The explanation of vectors with a plane in 2 dimensions helps a lot to the intuition of mathematics, it is seen as a map, however, in order to give more descriptive and semantic properties to words, vectors of more dimensions are required. A possible representation of this is seen in the figure below with a vector length of 8 for each word in the sentence.

This table is more like a real vector used by an AI that could have 100 dimensions, this is called a hyperplane. It is difficult to find a meaning from the human eye when viewing such a table, however, the AI understands it as if it were a map and uses the same algebra properties described in 2 dimensions.
How are word vectors created?
The task of taking a word and creating its vector is a complex process that reads a large corpus of text and looks for patterns for each unique word in the vocabulary, taking advantage of its properties of sequences, contexts, frequency, semantics, and other elements. Different companies and institutions created their own algorithms to generate this result:
- Word2vec – Google – 2013
- GloVe – Stanford – 2014
- fastText – Facebook – 2015
- ELMo – Allen Institute for AI (AI2) – 2018
Each algorithm has its own complexity and can include n-grams or neural networks to create the vectors.
Predicting the next word
In a previous example it was said that n-grams can calculate the probability of the next word, starting with 2 words to answer a third. In contrast, word vectors do not save the sequence, they only put the words in a vector space or map, in an orderly way.

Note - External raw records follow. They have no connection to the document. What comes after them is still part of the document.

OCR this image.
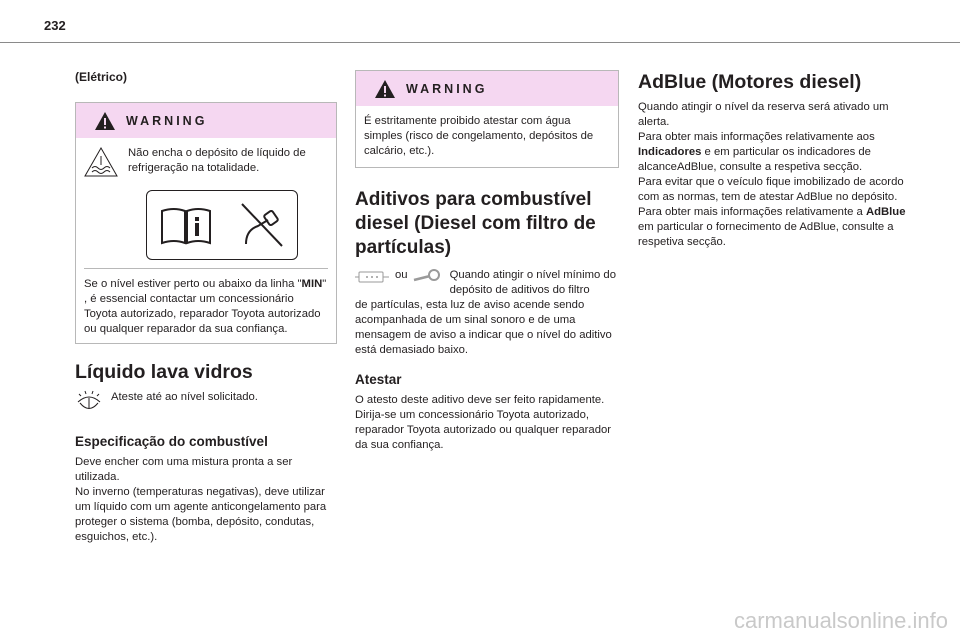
232

(Elétrico)

WARNING

Não encha o depósito de líquido de refrigeração na totalidade.

Se o nível estiver perto ou abaixo da linha "MIN" , é essencial contactar um concessionário Toyota autorizado, reparador Toyota autorizado ou qualquer reparador da sua confiança.

Líquido lava vidros

Ateste até ao nível solicitado.

Especificação do combustível

Deve encher com uma mistura pronta a ser utilizada.

No inverno (temperaturas negativas), deve utilizar um líquido com um agente anticongelamento para proteger o sistema (bomba, depósito, condutas, esguichos, etc.).

WARNING

É estritamente proibido atestar com água simples (risco de congelamento, depósitos de calcário, etc.).

Aditivos para combustível diesel (Diesel com filtro de partículas)

ou	Quando atingir o nível mínimo do depósito de aditivos do filtro

de partículas, esta luz de aviso acende sendo acompanhada de um sinal sonoro e de uma mensagem de aviso a indicar que o nível do aditivo está demasiado baixo.

Atestar

O atesto deste aditivo deve ser feito rapidamente.

Dirija-se um concessionário Toyota autorizado, reparador Toyota autorizado ou qualquer reparador da sua confiança.

AdBlue (Motores diesel)

Quando atingir o nível da reserva será ativado um alerta.

Para obter mais informações relativamente aos Indicadores e em particular os indicadores de alcanceAdBlue, consulte a respetiva secção.

Para evitar que o veículo fique imobilizado de acordo com as normas, tem de atestar AdBlue no depósito.

Para obter mais informações relativamente a AdBlue em particular o fornecimento de AdBlue, consulte a respetiva secção.

carmanualsonline.info
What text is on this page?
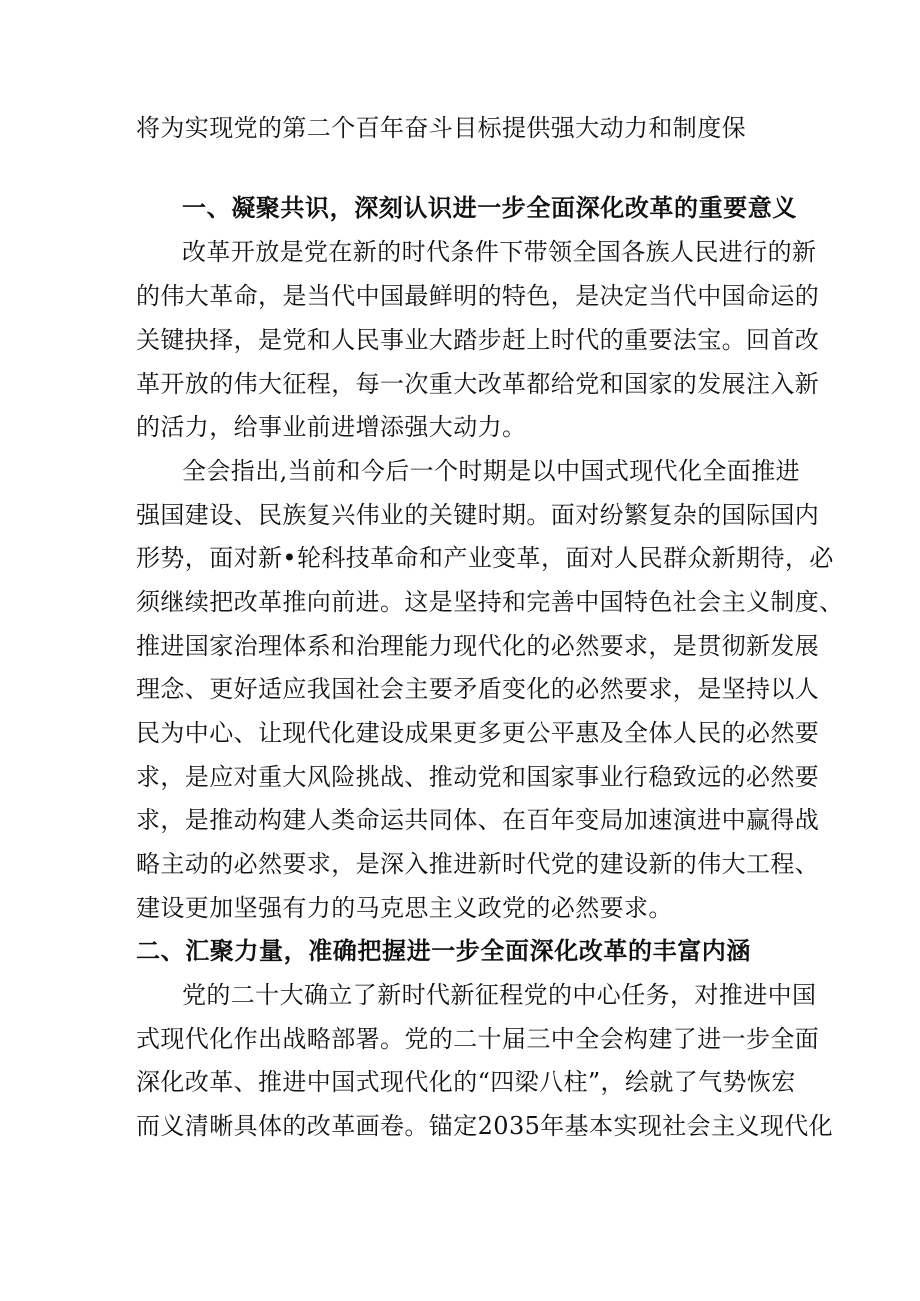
将为实现党的第二个百年奋斗目标提供强大动力和制度保
一、凝聚共识，深刻认识进一步全面深化改革的重要意义
改革开放是党在新的时代条件下带领全国各族人民进行的新
的伟大革命，是当代中国最鲜明的特色，是决定当代中国命运的
关键抉择，是党和人民事业大踏步赶上时代的重要法宝。回首改
革开放的伟大征程，每一次重大改革都给党和国家的发展注入新
的活力，给事业前进增添强大动力。
全会指出,当前和今后一个时期是以中国式现代化全面推进
强国建设、民族复兴伟业的关键时期。面对纷繁复杂的国际国内
形势，面对新•轮科技革命和产业变革，面对人民群众新期待，必
须继续把改革推向前进。这是坚持和完善中国特色社会主义制度、
推进国家治理体系和治理能力现代化的必然要求，是贯彻新发展
理念、更好适应我国社会主要矛盾变化的必然要求，是坚持以人
民为中心、让现代化建设成果更多更公平惠及全体人民的必然要
求，是应对重大风险挑战、推动党和国家事业行稳致远的必然要
求，是推动构建人类命运共同体、在百年变局加速演进中赢得战
略主动的必然要求，是深入推进新时代党的建设新的伟大工程、
建设更加坚强有力的马克思主义政党的必然要求。
二、汇聚力量，准确把握进一步全面深化改革的丰富内涵
党的二十大确立了新时代新征程党的中心任务，对推进中国
式现代化作出战略部署。党的二十届三中全会构建了进一步全面
深化改革、推进中国式现代化的“四梁八柱”，绘就了气势恢宏
而义清晰具体的改革画卷。锚定2035年基本实现社会主义现代化
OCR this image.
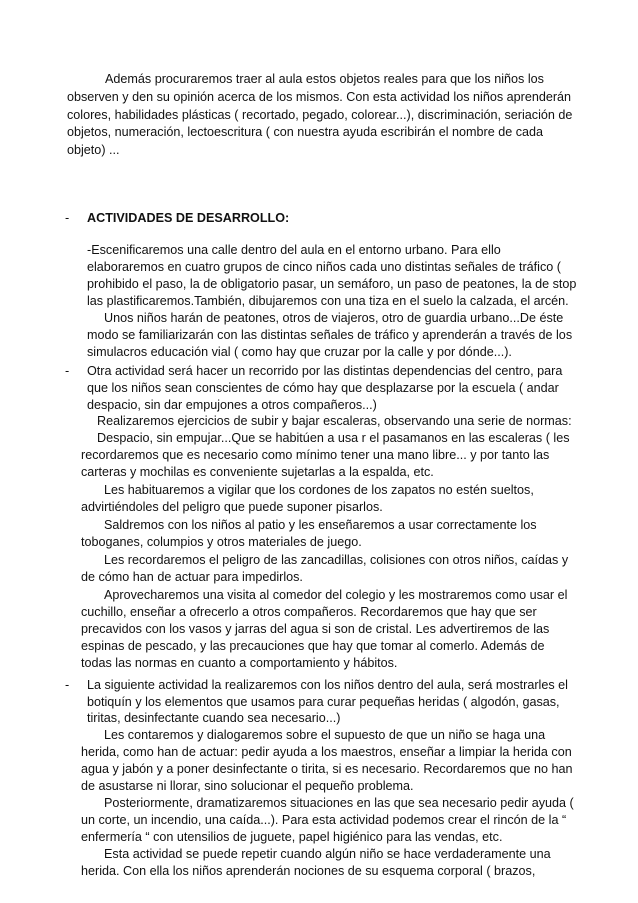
Además procuraremos traer al aula estos objetos reales para que los niños los
observen y den su opinión acerca de los mismos. Con esta actividad los niños aprenderán
colores, habilidades plásticas ( recortado, pegado, colorear...), discriminación, seriación de
objetos, numeración, lectoescritura ( con nuestra ayuda escribirán el nombre de cada
objeto) ...
- ACTIVIDADES DE DESARROLLO:
-Escenificaremos una calle dentro del aula en el entorno urbano. Para ello
elaboraremos en cuatro grupos de cinco niños cada uno distintas señales de tráfico (
prohibido el paso, la de obligatorio pasar, un semáforo, un paso de peatones, la de stop
las plastificaremos.También, dibujaremos con una tiza en el suelo la calzada, el arcén.
Unos niños harán de peatones, otros de viajeros, otro de guardia urbano...De éste
modo se familiarizarán con las distintas señales de tráfico y aprenderán a través de los
simulacros educación vial ( como hay que cruzar por la calle y por dónde...).
- Otra actividad será hacer un recorrido por las distintas dependencias del centro, para
que los niños sean conscientes de cómo hay que desplazarse por la escuela ( andar
despacio, sin dar empujones a otros compañeros...)
Realizaremos ejercicios de subir y bajar escaleras, observando una serie de normas:
Despacio, sin empujar...Que se habitúen a usa r el pasamanos en las escaleras ( les
recordaremos que es necesario como mínimo tener una mano libre... y por tanto las
carteras y mochilas es conveniente sujetarlas a la espalda, etc.
Les habituaremos a vigilar que los cordones de los zapatos no estén sueltos,
advirtiéndoles del peligro que puede suponer pisarlos.
Saldremos con los niños al patio y les enseñaremos a usar correctamente los
toboganes, columpios y otros materiales de juego.
Les recordaremos el peligro de las zancadillas, colisiones con otros niños, caídas y
de cómo han de actuar para impedirlos.
Aprovecharemos una visita al comedor del colegio y les mostraremos como usar el
cuchillo, enseñar a ofrecerlo a otros compañeros. Recordaremos que hay que ser
precavidos con los vasos y jarras del agua si son de cristal. Les advertiremos de las
espinas de pescado, y las precauciones que hay que tomar al comerlo. Además de
todas las normas en cuanto a comportamiento y hábitos.
- La siguiente actividad la realizaremos con los niños dentro del aula, será mostrarles el
botiquín y los elementos que usamos para curar pequeñas heridas ( algodón, gasas,
tiritas, desinfectante cuando sea necesario...)
Les contaremos y dialogaremos sobre el supuesto de que un niño se haga una
herida, como han de actuar: pedir ayuda a los maestros, enseñar a limpiar la herida con
agua y jabón y a poner desinfectante o tirita, si es necesario. Recordaremos que no han
de asustarse ni llorar, sino solucionar el pequeño problema.
Posteriormente, dramatizaremos situaciones en las que sea necesario pedir ayuda (
un corte, un incendio, una caída...). Para esta actividad podemos crear el rincón de la “
enfermería “ con utensilios de juguete, papel higiénico para las vendas, etc.
Esta actividad se puede repetir cuando algún niño se hace verdaderamente una
herida. Con ella los niños aprenderán nociones de su esquema corporal ( brazos,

This is where LLMs and their deep neural networks apply a role of learning the sequences of words, from input and output examples, they can understand how the words are related in sequence. Examples can be of various types: questions and answers, language 1 to language 2, task to result, among others. The process is complex, what is relevant for the article is that word vectors are the data input for the neural networks of LLMs.
Some LLM models also have position vectors at the output of the networks, these vectors deliver the words with their position in a sentence to add coherence to the output sequence.
In order to represent this learning in the simplest way possible, let’s consider the following image as a vector map of words, where we want to deliver an animal as input, and obtain the sound of the animal as output.

The green input is a clear position in space, and the red output is on the other side of an axis. To get from the input to the output there is a mathematical operation involved, this operation can be represented as the multiplication and/or addition of parameters to the input coordinate. In the figure, the blue arrow is an addition to the x coordinate and a subtraction to the y coordinate of the input (cat coordinate). Inferring the value of parameters is an operation known as regression and is the basis of neural networks with supervised learning.
Conclusions
By way of summarizing the above, we can say the following
- Words have a meaning according to their context in a group of texts, also called a corpus.
- There are various structures to represent words, some provide meaning and others provide probabilities.
- Word vectors provide a means of positioning words on a map or hyperplane, this helps advanced mathematics.
- Thanks to this, the relationships between words can be learned with neural networks, which is the basis of AI and LLMs.
I hope the article generates interest in understanding the inner workings of AI, the examples have been a simplification of various complex mathematical processes. In real programs they apply this on a large scale. This simple and visually intuitive article seeks to isolate a part of the process to make it more assimilable for more audiences.